Les soupçons et la vérité
Pantani a toujours nié le dopage. Mais les preuves sont là :
- Hématocrite à 52% en 1999
- Echantillons sanguins suspects pendant le Tour 1998
- Connections avec le docteur Eufemiano Fuentes (révélées plus tard)
Dans le rapport du procès posthume sur le dopage du Giro 1999, il est apparu que Pantani avait bien utilisé des produits dopants. Comme la plupart des coureurs de son époque.

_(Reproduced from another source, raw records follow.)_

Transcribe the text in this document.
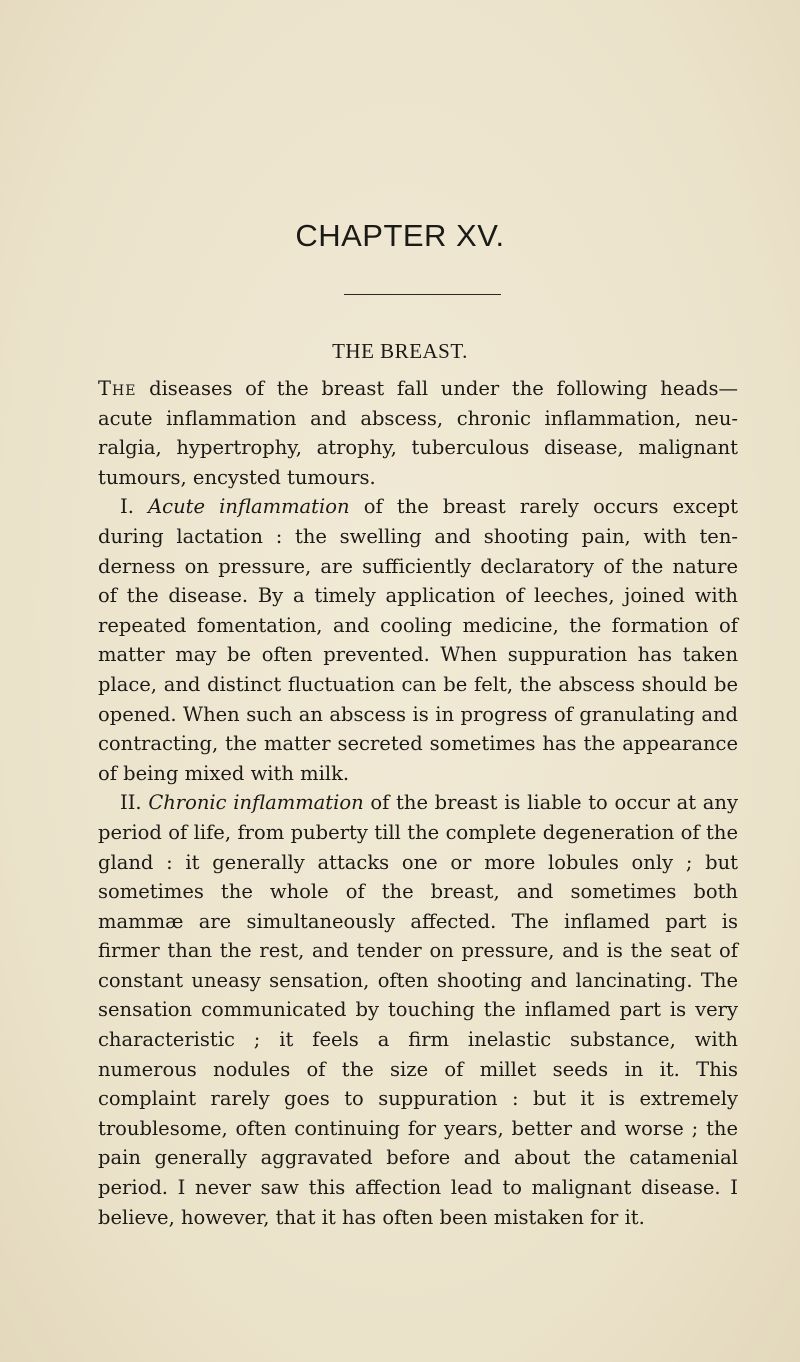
CHAPTER XV.
THE BREAST.

The diseases of the breast fall under the following heads— acute inflammation and abscess, chronic inflammation, neuralgia, hypertrophy, atrophy, tuberculous disease, malignant tumours, encysted tumours.

I. Acute inflammation of the breast rarely occurs except during lactation : the swelling and shooting pain, with tenderness on pressure, are sufficiently declaratory of the nature of the disease. By a timely application of leeches, joined with repeated fomentation, and cooling medicine, the formation of matter may be often prevented. When suppuration has taken place, and distinct fluctuation can be felt, the abscess should be opened. When such an abscess is in progress of granulating and contracting, the matter secreted sometimes has the appearance of being mixed with milk.

II. Chronic inflammation of the breast is liable to occur at any period of life, from puberty till the complete degeneration of the gland : it generally attacks one or more lobules only ; but sometimes the whole of the breast, and sometimes both mammæ are simultaneously affected. The inflamed part is firmer than the rest, and tender on pressure, and is the seat of constant uneasy sensation, often shooting and lancinating. The sensation communicated by touching the inflamed part is very characteristic ; it feels a firm inelastic substance, with numerous nodules of the size of millet seeds in it. This complaint rarely goes to suppuration : but it is extremely troublesome, often continuing for years, better and worse ; the pain generally aggravated before and about the catamenial period. I never saw this affection lead to malignant disease. I believe, however, that it has often been mistaken for it.
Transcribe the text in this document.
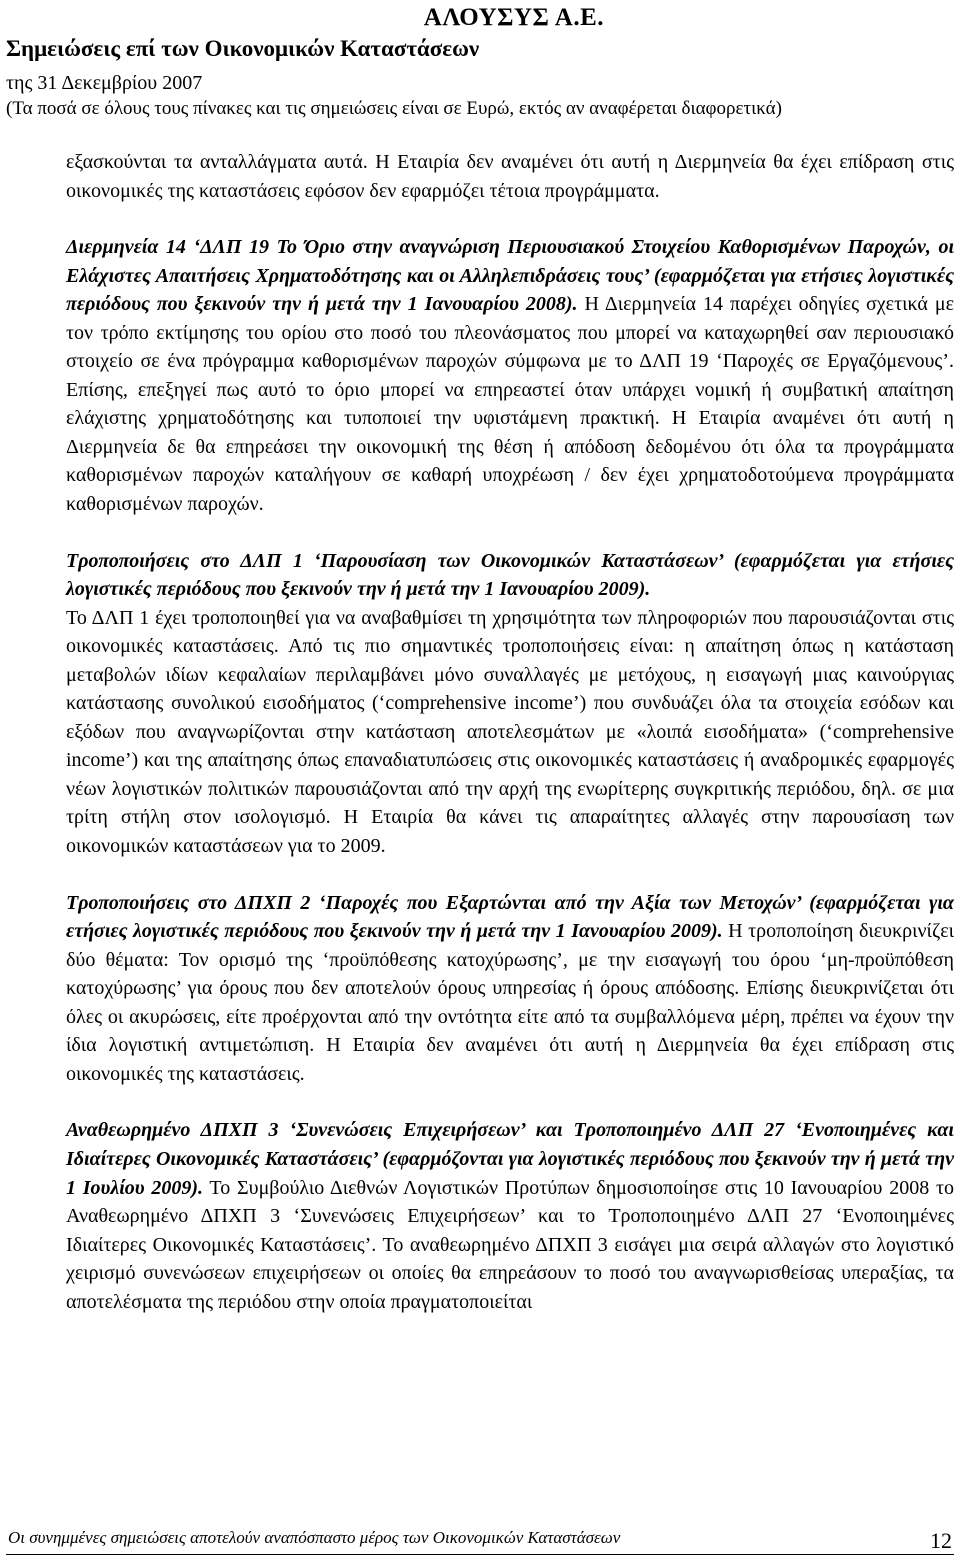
ΑΛΟΥΣΥΣ Α.Ε.
Σημειώσεις επί των Οικονομικών Καταστάσεων
της 31 Δεκεμβρίου 2007
(Τα ποσά σε όλους τους πίνακες και τις σημειώσεις είναι σε Ευρώ, εκτός αν αναφέρεται διαφορετικά)

εξασκούνται τα ανταλλάγματα αυτά. Η Εταιρία δεν αναμένει ότι αυτή η Διερμηνεία θα έχει επίδραση στις οικονομικές της καταστάσεις εφόσον δεν εφαρμόζει τέτοια προγράμματα.

Διερμηνεία 14 ‘ΔΛΠ 19 Το Όριο στην αναγνώριση Περιουσιακού Στοιχείου Καθορισμένων Παροχών, οι Ελάχιστες Απαιτήσεις Χρηματοδότησης και οι Αλληλεπιδράσεις τους’ (εφαρμόζεται για ετήσιες λογιστικές περιόδους που ξεκινούν την ή μετά την 1 Ιανουαρίου 2008). Η Διερμηνεία 14 παρέχει οδηγίες σχετικά με τον τρόπο εκτίμησης του ορίου στο ποσό του πλεονάσματος που μπορεί να καταχωρηθεί σαν περιουσιακό στοιχείο σε ένα πρόγραμμα καθορισμένων παροχών σύμφωνα με το ΔΛΠ 19 ‘Παροχές σε Εργαζόμενους’. Επίσης, επεξηγεί πως αυτό το όριο μπορεί να επηρεαστεί όταν υπάρχει νομική ή συμβατική απαίτηση ελάχιστης χρηματοδότησης και τυποποιεί την υφιστάμενη πρακτική. Η Εταιρία αναμένει ότι αυτή η Διερμηνεία δε θα επηρεάσει την οικονομική της θέση ή απόδοση δεδομένου ότι όλα τα προγράμματα καθορισμένων παροχών καταλήγουν σε καθαρή υποχρέωση / δεν έχει χρηματοδοτούμενα προγράμματα καθορισμένων παροχών.

Τροποποιήσεις στο ΔΛΠ 1 ‘Παρουσίαση των Οικονομικών Καταστάσεων’ (εφαρμόζεται για ετήσιες λογιστικές περιόδους που ξεκινούν την ή μετά την 1 Ιανουαρίου 2009).
Το ΔΛΠ 1 έχει τροποποιηθεί για να αναβαθμίσει τη χρησιμότητα των πληροφοριών που παρουσιάζονται στις οικονομικές καταστάσεις. Από τις πιο σημαντικές τροποποιήσεις είναι: η απαίτηση όπως η κατάσταση μεταβολών ιδίων κεφαλαίων περιλαμβάνει μόνο συναλλαγές με μετόχους, η εισαγωγή μιας καινούργιας κατάστασης συνολικού εισοδήματος (‘comprehensive income’) που συνδυάζει όλα τα στοιχεία εσόδων και εξόδων που αναγνωρίζονται στην κατάσταση αποτελεσμάτων με «λοιπά εισοδήματα» (‘comprehensive income’) και της απαίτησης όπως επαναδιατυπώσεις στις οικονομικές καταστάσεις ή αναδρομικές εφαρμογές νέων λογιστικών πολιτικών παρουσιάζονται από την αρχή της ενωρίτερης συγκριτικής περιόδου, δηλ. σε μια τρίτη στήλη στον ισολογισμό. Η Εταιρία θα κάνει τις απαραίτητες αλλαγές στην παρουσίαση των οικονομικών καταστάσεων για το 2009.

Τροποποιήσεις στο ΔΠΧΠ 2 ‘Παροχές που Εξαρτώνται από την Αξία των Μετοχών’ (εφαρμόζεται για ετήσιες λογιστικές περιόδους που ξεκινούν την ή μετά την 1 Ιανουαρίου 2009). Η τροποποίηση διευκρινίζει δύο θέματα: Τον ορισμό της ‘προϋπόθεσης κατοχύρωσης’, με την εισαγωγή του όρου ‘μη-προϋπόθεση κατοχύρωσης’ για όρους που δεν αποτελούν όρους υπηρεσίας ή όρους απόδοσης. Επίσης διευκρινίζεται ότι όλες οι ακυρώσεις, είτε προέρχονται από την οντότητα είτε από τα συμβαλλόμενα μέρη, πρέπει να έχουν την ίδια λογιστική αντιμετώπιση. Η Εταιρία δεν αναμένει ότι αυτή η Διερμηνεία θα έχει επίδραση στις οικονομικές της καταστάσεις.

Αναθεωρημένο ΔΠΧΠ 3 ‘Συνενώσεις Επιχειρήσεων’ και Τροποποιημένο ΔΛΠ 27 ‘Ενοποιημένες και Ιδιαίτερες Οικονομικές Καταστάσεις’ (εφαρμόζονται για λογιστικές περιόδους που ξεκινούν την ή μετά την 1 Ιουλίου 2009). Το Συμβούλιο Διεθνών Λογιστικών Προτύπων δημοσιοποίησε στις 10 Ιανουαρίου 2008 το Αναθεωρημένο ΔΠΧΠ 3 ‘Συνενώσεις Επιχειρήσεων’ και το Τροποποιημένο ΔΛΠ 27 ‘Ενοποιημένες Ιδιαίτερες Οικονομικές Καταστάσεις’. Το αναθεωρημένο ΔΠΧΠ 3 εισάγει μια σειρά αλλαγών στο λογιστικό χειρισμό συνενώσεων επιχειρήσεων οι οποίες θα επηρεάσουν το ποσό του αναγνωρισθείσας υπεραξίας, τα αποτελέσματα της περιόδου στην οποία πραγματοποιείται

Οι συνημμένες σημειώσεις αποτελούν αναπόσπαστο μέρος των Οικονομικών Καταστάσεων	12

Mais le talent existait aussi. Et l'attaque du Galibier 1998 reste, malgré tout, l'une des plus belles de l'histoire du cyclisme.
L'héritage
Marco Pantani est aujourd'hui une figure mythique du cyclisme italien. Plus que ses victoires (Giro 1998, Tour 1998), c'est son look, son style, sa personnalité qui restent.
Plusieurs courses portent son nom. Un musée à Cesenatico est consacré à sa mémoire. Sa famille (sa mère Tonina) milite pour sa réhabilitation : "Marco n'était pas un dopé", dit-elle. "Il était un grand champion."
La vérité est sans doute entre les deux. Pantani était un dopé, comme tous les coureurs de son temps. Mais il était aussi un grand champion, avec un talent unique pour la montagne.
Les images du Galibier 1998 restent. Le Pirate dans la pluie, drapé dans sa cape ouverte, montant à un rythme infernal. Cette beauté-là, le dopage ne peut pas la lui retirer.